Friday, June 06, 2008

Fr. Dan Martins Critiques Bonnie Anderson's Abysmal Theology

Thursday, June 05, 2008
Vox Populi Vox Dei?
Bonnie Anderson, president of the Episcopal Church's House of Deputies, is a bright, dedicated, articulate, and tenacious woman. She can be quite charming. I've had the occasion to meet her personally and speak with her on the phone, and I actually like her.

With a lead-in like that, you're probably thinking that I'm about to make some critical remarks, and ... well, you're right. My intent is to speak plainly and precisely, but not mean-spiritedly in any way.

Last week, Dr Anderson spoke to a conference of religion writers, and in the context of her comments she said this:


We believe that God speaks uniquely through laity, bishops, priests and deacons. This participatory structure in our church allows a fullness of revelation and insight that must not be lost in this important time of discernment.
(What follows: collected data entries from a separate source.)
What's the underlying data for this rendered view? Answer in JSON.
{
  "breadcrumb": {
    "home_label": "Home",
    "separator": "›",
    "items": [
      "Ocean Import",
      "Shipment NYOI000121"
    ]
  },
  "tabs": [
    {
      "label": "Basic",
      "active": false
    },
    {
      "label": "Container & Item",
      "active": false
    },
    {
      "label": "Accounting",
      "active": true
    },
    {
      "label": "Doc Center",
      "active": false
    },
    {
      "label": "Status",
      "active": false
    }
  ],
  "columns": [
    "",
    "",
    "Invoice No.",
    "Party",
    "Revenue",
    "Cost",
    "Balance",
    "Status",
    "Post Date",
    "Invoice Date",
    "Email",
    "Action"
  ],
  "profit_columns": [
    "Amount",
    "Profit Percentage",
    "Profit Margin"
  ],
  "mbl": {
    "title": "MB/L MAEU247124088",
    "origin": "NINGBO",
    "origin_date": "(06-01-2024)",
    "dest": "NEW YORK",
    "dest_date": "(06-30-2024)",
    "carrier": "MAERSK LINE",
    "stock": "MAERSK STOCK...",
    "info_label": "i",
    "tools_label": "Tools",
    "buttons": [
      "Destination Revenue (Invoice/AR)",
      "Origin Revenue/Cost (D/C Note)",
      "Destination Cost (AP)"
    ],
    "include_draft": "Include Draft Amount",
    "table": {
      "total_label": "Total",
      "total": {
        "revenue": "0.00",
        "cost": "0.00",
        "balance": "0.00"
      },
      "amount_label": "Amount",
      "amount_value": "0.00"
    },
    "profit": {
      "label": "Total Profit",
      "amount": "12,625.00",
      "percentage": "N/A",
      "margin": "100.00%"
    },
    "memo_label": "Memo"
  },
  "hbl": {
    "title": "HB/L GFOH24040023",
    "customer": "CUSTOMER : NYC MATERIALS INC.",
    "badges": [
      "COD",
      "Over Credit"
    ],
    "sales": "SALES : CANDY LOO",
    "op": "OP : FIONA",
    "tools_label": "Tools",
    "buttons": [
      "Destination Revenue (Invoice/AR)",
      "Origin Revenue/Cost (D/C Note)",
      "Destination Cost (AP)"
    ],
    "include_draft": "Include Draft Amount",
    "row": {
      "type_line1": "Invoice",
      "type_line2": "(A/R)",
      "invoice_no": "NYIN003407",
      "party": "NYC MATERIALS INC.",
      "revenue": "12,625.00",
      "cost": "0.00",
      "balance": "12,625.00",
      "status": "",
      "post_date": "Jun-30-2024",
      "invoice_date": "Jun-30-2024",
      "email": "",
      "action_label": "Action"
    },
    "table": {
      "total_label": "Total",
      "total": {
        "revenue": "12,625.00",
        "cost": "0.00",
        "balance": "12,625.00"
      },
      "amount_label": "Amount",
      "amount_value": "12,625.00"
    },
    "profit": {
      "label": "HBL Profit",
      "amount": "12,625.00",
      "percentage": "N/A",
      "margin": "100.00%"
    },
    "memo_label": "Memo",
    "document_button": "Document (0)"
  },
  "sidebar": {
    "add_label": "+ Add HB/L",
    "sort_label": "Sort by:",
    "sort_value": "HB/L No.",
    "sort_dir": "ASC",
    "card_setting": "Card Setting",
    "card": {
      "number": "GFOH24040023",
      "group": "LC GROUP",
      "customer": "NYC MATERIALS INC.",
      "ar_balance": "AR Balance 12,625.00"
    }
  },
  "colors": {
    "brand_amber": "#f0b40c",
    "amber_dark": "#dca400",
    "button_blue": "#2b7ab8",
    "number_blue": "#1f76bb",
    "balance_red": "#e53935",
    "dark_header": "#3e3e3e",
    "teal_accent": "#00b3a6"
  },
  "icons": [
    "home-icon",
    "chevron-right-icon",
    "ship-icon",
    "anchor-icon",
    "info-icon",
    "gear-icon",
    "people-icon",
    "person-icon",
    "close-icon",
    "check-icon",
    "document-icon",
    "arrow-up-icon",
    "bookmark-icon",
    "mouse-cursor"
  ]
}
The audacity of these claims cannot be overstated.

In this brief excerpt, she starts by using creedal language: "We believe...". She is purporting to speak veritably ex cathedra for the Episcopal Church here, as if what follows is a received article of faith. Then she goes on to name General Convention, in effect, as the vehicle through which such articles of faith are promulgated: "...God speaks...through laity, bishops, priests, and deacons."

But God doesn't just speak; God speaks "uniquely." The implication here is that every resolution that is eventually marked "concurred" in the General Convention journal is a divine oracle. This is the sort of language that both the Catholic and Reformed traditions have used of Holy Scripture itself. That it would be used of the synod of one small province of a communion of churches that ranks a distant third in size between the two big ones . . . boggles the imagination.

Dr Anderson continues with an assertion which employs phraseology that professional theologians tend to use only with great precision--namely, "fullness of revelation." This is language that the tradition of Christian theology is reticent to apply even to Scripture (!), preferring to restrict to the Incarnate Christ himself. Who knew that we could have the fullness of revelation just with a vote by orders?!

In the PHOD's defense, one could argue that she's a layperson, that she doesn't have a seminary degree, and that one should cut her some slack for using technical language imprecisely. But I don't buy it. If she's going to presume to discuss theology publicly (and rather complex theological issues at that), in her high-profile position, then she should be held to the same standard to which we would rightly hold an academic theologian or a bishop. And by that standard she has gotten in way over her head.

Do we really want to say that the Holy Spirit operates more reliably by majority vote in a democratically-elected and ordered synod than in any other manner? Are we in the Episcopal Church so full of hubris that we would claim Our Polity (all now genuflect) inherently superior to any other? Have a seat, Matthias, we're going to have a proper election before we recognize you as an Apostle; that casting lots business will never do. I would be, as they say, "shocked but not surprised" to find out that many Episcopalians, clergy and laity, would answer my rhetorical questions in the affirmative. It's rather an American thing. But it makes my blood run cold.

And I will suffer no tripe about it representing a legitimate point in the range of Anglican diversity.

Nonsense. It's faux-Anglicanism.

I note with some amused irony that, earlier in her published remarks, Dr Anderson takes on the Archbishop of Canterbury for suggesting that TEC bishops might start acting more like ... you know ... bishops. Complete with an authoritative teaching office informed by the faith of the Catholic Church and not the leave of General Convention. She writes,

I envision Archbishop Rowan pondering in, to use his word, "puzzlement" why these bishops of the Episcopal Church don't just stand up and exercise their authority as bishops like most of the rest of the bishops in the Communion do. Why would our bishops "bind themselves to future direction for the Convention?"

It looks to me like she is making His Grace's own point for him, even as she takes exception to it. By playing sandlot softball in a Major League ballpark, she encourages the notion of leaving such things to the pros. Let bishops be bishops. They're the ones we set aside to do public theology. Some (many? most?) of them don't do it all that well, but it's nonetheless their job, and we should give them the space in which to do it. Anybody for taking a vote?